Iceland report reveals corruption and regulatory negligence

The investigation into the Icelandic banking collapse in October 2008 has issued a report (not currently available on the web in English) which concludes, among other things that the leading Icelandic banks - Kaupthing, Glitnir and Lansbanki - all of which toppled in quick succession that Autumn - had become captive to the interests of their majority shareholders after privatisation in the early noughties, and that the depth of their financial problems was purposefully kept secret in order to prevent panic amongst depositors.

But it gets worse. On the political and regulatory side, the report makes damning criticisms of leading politicians, civil servants and regulators, almost all of whom failed in their primary duty to protect public interest. Most prominent is former prime minister David Oddsson, currently editor of an influential Icelandic newspaper, but chairman of the Central Bank at the time of the crash.
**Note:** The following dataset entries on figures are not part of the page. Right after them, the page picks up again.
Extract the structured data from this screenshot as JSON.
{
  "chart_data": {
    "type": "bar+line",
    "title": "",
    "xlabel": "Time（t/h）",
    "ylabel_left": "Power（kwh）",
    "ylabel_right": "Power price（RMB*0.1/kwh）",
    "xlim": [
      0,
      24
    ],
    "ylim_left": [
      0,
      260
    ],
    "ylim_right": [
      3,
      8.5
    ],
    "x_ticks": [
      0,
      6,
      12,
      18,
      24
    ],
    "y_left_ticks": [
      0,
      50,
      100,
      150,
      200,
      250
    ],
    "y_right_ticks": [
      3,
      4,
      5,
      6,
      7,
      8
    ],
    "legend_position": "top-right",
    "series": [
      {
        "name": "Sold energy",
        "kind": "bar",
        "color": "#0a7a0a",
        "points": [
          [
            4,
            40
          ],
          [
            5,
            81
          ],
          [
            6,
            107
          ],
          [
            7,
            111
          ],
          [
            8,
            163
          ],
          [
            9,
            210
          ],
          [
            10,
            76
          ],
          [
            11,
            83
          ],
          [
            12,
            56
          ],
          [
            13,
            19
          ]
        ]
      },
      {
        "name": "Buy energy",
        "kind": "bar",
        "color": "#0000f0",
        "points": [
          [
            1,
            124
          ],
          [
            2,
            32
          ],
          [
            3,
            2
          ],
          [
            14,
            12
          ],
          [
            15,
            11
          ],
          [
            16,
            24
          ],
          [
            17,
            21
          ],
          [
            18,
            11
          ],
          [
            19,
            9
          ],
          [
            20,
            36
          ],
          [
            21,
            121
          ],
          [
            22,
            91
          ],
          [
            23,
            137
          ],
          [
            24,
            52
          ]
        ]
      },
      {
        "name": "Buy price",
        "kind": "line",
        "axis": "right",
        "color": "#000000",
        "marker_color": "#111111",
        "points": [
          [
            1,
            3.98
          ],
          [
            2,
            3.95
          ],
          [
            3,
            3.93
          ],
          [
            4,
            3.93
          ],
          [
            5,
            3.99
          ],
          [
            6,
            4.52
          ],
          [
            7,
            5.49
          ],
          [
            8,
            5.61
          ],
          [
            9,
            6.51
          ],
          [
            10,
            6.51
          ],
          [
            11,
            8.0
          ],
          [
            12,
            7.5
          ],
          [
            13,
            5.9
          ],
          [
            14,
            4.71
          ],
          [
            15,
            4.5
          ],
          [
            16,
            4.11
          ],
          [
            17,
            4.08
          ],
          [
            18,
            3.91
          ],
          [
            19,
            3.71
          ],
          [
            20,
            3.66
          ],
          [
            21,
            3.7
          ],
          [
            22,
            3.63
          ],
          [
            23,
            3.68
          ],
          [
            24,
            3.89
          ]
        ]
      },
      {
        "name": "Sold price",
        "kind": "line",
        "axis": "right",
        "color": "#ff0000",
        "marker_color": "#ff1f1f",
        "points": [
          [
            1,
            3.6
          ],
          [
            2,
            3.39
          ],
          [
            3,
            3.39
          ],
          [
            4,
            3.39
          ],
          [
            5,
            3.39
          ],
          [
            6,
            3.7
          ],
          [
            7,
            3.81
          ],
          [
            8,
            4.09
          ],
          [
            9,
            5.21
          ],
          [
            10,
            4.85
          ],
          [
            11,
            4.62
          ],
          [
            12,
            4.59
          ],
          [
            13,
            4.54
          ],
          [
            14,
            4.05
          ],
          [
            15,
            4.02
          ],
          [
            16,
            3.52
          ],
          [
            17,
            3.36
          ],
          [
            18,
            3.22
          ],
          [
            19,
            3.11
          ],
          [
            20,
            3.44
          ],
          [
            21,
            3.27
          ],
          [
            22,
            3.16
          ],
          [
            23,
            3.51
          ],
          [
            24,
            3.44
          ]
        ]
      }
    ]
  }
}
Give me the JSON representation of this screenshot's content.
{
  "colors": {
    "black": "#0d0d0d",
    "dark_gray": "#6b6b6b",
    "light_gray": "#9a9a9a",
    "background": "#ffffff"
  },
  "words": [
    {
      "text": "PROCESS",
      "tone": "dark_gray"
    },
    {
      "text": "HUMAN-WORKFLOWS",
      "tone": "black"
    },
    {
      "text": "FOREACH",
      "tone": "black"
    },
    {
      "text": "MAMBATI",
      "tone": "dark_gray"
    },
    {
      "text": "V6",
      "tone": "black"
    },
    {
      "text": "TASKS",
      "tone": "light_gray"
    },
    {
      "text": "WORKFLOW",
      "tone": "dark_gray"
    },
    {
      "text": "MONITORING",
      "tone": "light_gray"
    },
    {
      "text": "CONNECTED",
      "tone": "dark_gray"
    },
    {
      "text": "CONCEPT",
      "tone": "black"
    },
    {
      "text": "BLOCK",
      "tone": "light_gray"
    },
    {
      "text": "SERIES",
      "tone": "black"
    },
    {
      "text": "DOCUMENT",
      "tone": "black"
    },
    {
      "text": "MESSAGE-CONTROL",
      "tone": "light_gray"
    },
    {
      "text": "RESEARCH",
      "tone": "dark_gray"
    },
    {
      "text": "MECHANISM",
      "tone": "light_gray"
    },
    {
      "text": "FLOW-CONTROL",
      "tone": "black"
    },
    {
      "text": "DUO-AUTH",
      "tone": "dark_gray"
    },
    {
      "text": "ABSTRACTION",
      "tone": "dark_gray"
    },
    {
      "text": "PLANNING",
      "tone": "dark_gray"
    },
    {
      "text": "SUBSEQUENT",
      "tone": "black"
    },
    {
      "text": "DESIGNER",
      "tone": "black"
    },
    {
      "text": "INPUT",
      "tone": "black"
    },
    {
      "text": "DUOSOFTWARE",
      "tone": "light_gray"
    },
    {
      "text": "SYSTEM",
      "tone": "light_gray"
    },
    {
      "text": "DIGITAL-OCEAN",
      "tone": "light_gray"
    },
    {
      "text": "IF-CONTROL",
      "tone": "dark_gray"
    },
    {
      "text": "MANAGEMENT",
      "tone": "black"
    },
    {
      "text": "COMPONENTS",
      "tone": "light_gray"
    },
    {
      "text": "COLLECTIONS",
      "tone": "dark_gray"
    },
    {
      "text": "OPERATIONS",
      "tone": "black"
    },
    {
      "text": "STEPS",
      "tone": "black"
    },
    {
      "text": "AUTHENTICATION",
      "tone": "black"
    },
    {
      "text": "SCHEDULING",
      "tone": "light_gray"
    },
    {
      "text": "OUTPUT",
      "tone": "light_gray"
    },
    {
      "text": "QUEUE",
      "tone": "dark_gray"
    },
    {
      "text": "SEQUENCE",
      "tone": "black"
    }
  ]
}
Oddsson had a lead role in privatising these banks and in fostering the light-touch regulation that encouraged their reckless lending programmes. His conduct is criticised for "mistakes and negligence." Likewise, former prime minister Geir Haarde, former finance minister Árni Mathiesen and former minister of commerce Björgvin Sigurdsson, plus other former governors of Iceland's central bank are also named and shamed, as is the former head of the financial supervision authority (FME), Jónas Jónsson.

Talking with investigators, researchers and journalists in Reykjavik in February this year, this blogger was struck by the comparisons that can be made between what happened in Iceland and the situation in other small island hosts of offshore finance. Firstly, there is the disastrous proximity and overlap of interests between the finance industry and the government, with the latter being highly vulnerable to capture by eccentric and potentially dangerous ideological forces. Second, there was (and remains) the weakness of local media, which lack financial journalists capable of sustained and critical analysis: Oddsson's current editorial role is all the more inappropriate and has led to accusations that key parts of the Hrunið (the Crash) are still not being made public. Third, there is the unwillingness on the part of regulators, whose prime duty is to protect public interest, to rock the boat, partly for fear of adverse external publicity. Fourth, islanders employed in the finance sector, some of whom would have been acutely aware of the fragility of the banking system, are under intense pressure to say nothing that might harm the interests of 'Iceland PLC'. We have witnessed similar cultural pressures elsewhere in the British Crown Dependencies and Overseas Territories, for example.

Collectively, these overlapping interests within a tiny network of 'old boy groups', the lack of critical over-view, and the cultural pressures that suppress dissent make islands totally inappropriate places to host international financial services. The lack of effective accountability and operational transparency will almost inevitably foster a climate of weak regulation, rentier economic activity and corrupt practices. Iceland has collapsed, Ireland teeters, and Britain is adrift during an election period with little or no discussion on how to proceed with comprehensive reform of the City of London and its overseas satellites.

Iceland, on the other hand, seems determined to clean up the stables. The investigation committee's report will apparently provide the basis for convening a long-dormant constitutional court with powers to punish those who mis-use public office for personal gain. We wish them well with this process, and with their other project to transform the island into a transparency haven.